A *non_terminating_x86_function* is the same idea applied to x86
functions having "ret" instructions. *non_terminating _behavior* refers
to the above definitions.
 It is stipulated that *correct_x86_emulation* means that a finite
string of x86 instructions is emulated according to the semantics
of the x86 language beginning with the first bytes of this string.
 A *correct_x86_emulation* of non-terminating inputs includes at
least N steps of *correct_x86_emulation*.
 DDD *correctly_emulated_by* HHH refers to a *correct_x86_emulation*.
This also adds that HHH is emulating itself emulating DDD at least once.
 void DDD()
{
   HHH(DDD);
   return;
}
 When HHH is an x86 emulation based termination analyzer then
each DDD *correctly_emulated_by* any HHH that it calls never returns.
But, to do so, HHH can't abort is eulation, so doesn't answer, and thius isn't the HHH that you claim to correctly ans

 Each of the directly executed HHH emulator/analyzers that returns
0 correctly reports the above *non_terminating _behavior* of its input.
But, since the input isn't "non-terminating" per the definiton of the field, you are just WRONG.

 < It also
says that a conterargument may use a different stipulative definition
for the same term.
>
 When evaluating the the deductive validity of my reasoning
changing the premises is the strawman deception.
https://iep.utm.edu/val-snd/
And changing the criteria of terminating is a strawman deception on YOUR part.
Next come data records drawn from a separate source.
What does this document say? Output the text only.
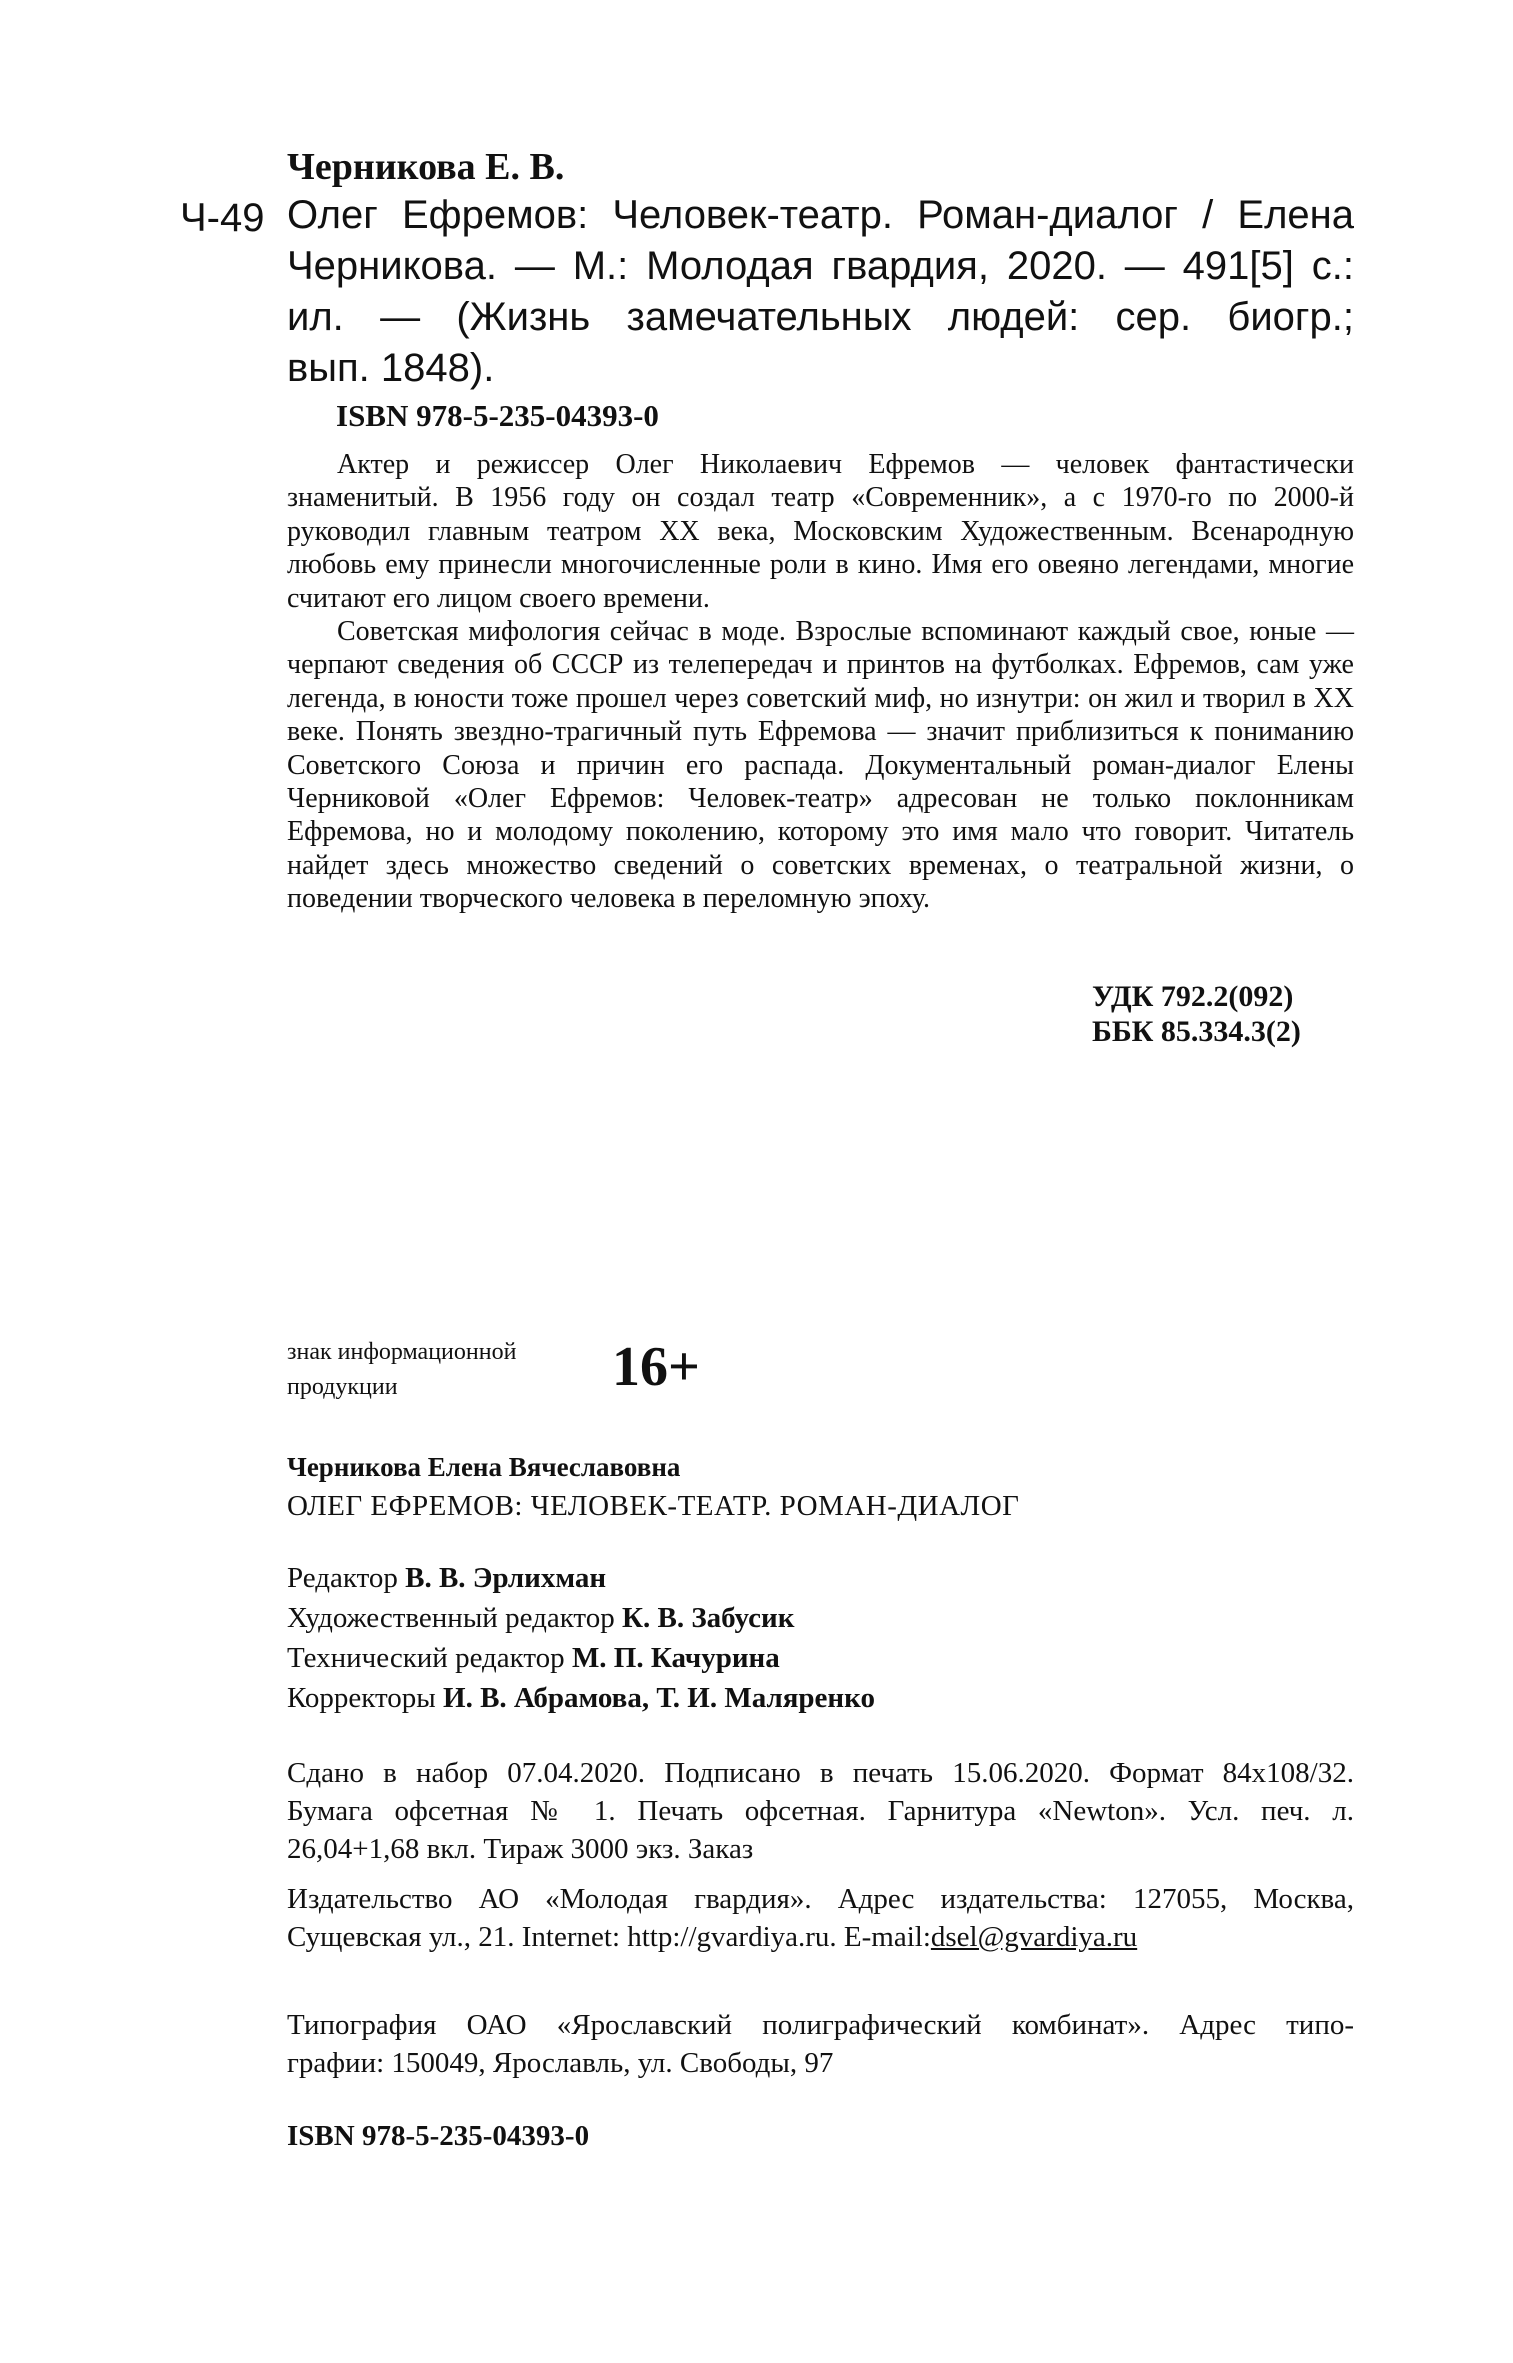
Черникова Е. В.
Ч-49 Олег Ефремов: Человек-театр. Роман-диалог / Елена
Черникова. — М.: Молодая гвардия, 2020. — 491[5] с.:
ил. — (Жизнь замечательных людей: сер. биогр.;
вып. 1848).
ISBN 978-5-235-04393-0

Актер и режиссер Олег Николаевич Ефремов — человек фантастически знаменитый. В 1956 году он создал театр «Современник», а с 1970-го по 2000-й руководил главным театром XX века, Московским Художественным. Всенародную любовь ему принесли многочисленные роли в кино. Имя его овеяно легендами, многие считают его лицом своего времени.

Советская мифология сейчас в моде. Взрослые вспоминают каждый свое, юные — черпают сведения об СССР из телепередач и принтов на футболках. Ефремов, сам уже легенда, в юности тоже прошел через советский миф, но изнутри: он жил и творил в XX веке. Понять звездно-трагичный путь Ефремова — значит приблизиться к пониманию Советского Союза и причин его распада. Документальный роман-диалог Елены Черниковой «Олег Ефремов: Человек-театр» адресован не только поклонникам Ефремова, но и молодому поколению, которому это имя мало что говорит. Читатель найдет здесь множество сведений о советских временах, о театральной жизни, о поведении творческого человека в переломную эпоху.

УДК 792.2(092)
ББК 85.334.3(2)
знак информационной
продукции	16+
Черникова Елена Вячеславовна
ОЛЕГ ЕФРЕМОВ: ЧЕЛОВЕК-ТЕАТР. РОМАН-ДИАЛОГ
Редактор В. В. Эрлихман
Художественный редактор К. В. Забусик
Технический редактор М. П. Качурина
Корректоры И. В. Абрамова, Т. И. Маляренко
Сдано в набор 07.04.2020. Подписано в печать 15.06.2020. Формат 84х108/32.
Бумага офсетная № 1. Печать офсетная. Гарнитура «Newton». Усл. печ. л.
26,04+1,68 вкл. Тираж 3000 экз. Заказ
Издательство АО «Молодая гвардия». Адрес издательства: 127055, Москва,
Сущевская ул., 21. Internet: http://gvardiya.ru. E-mail:dsel@gvardiya.ru
Типография ОАО «Ярославский полиграфический комбинат». Адрес типо-
графии: 150049, Ярославль, ул. Свободы, 97
ISBN 978-5-235-04393-0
 When evaluating the external truth of my stipulated definition
premises and thus the soundness of my reasoning
Which is INVALID, as it isn't compatible with the system, so can NEVER be true.

 one cannot change the subject away from the termination analysis
of C functions to the halt deciders of the theory of computation
this too is the strawman deception.
Right, which look at the FULL behavior of the function, and EVERYTHING the call, which means includes

 To the best of my knowledge all of my stipulative definitions
are consistent with the terms-of-the-art of the fields of the
termination analysis of C functions and x86 emulation.
 
Nope, as "Termination" is a property of PROGRAM not just C functions, unless they can also meet the requirements of being a Computer Science Program, which means they are condidered to contain ALL the code they use.
DDD is not such a function unless you include as part of its definition the full definition of the behavior of the HHH that it is calling (and thus HHH can not assume it might behave diffferent then what the HHH that is actually being asked does).
Thus, you can neither redefine the criteria for HHH and still call it termination, or say that the input is restricted to just the code of the C function DDD.
Sorry, you are just WRONG, and your refuse to undertstand this makes you STUPID.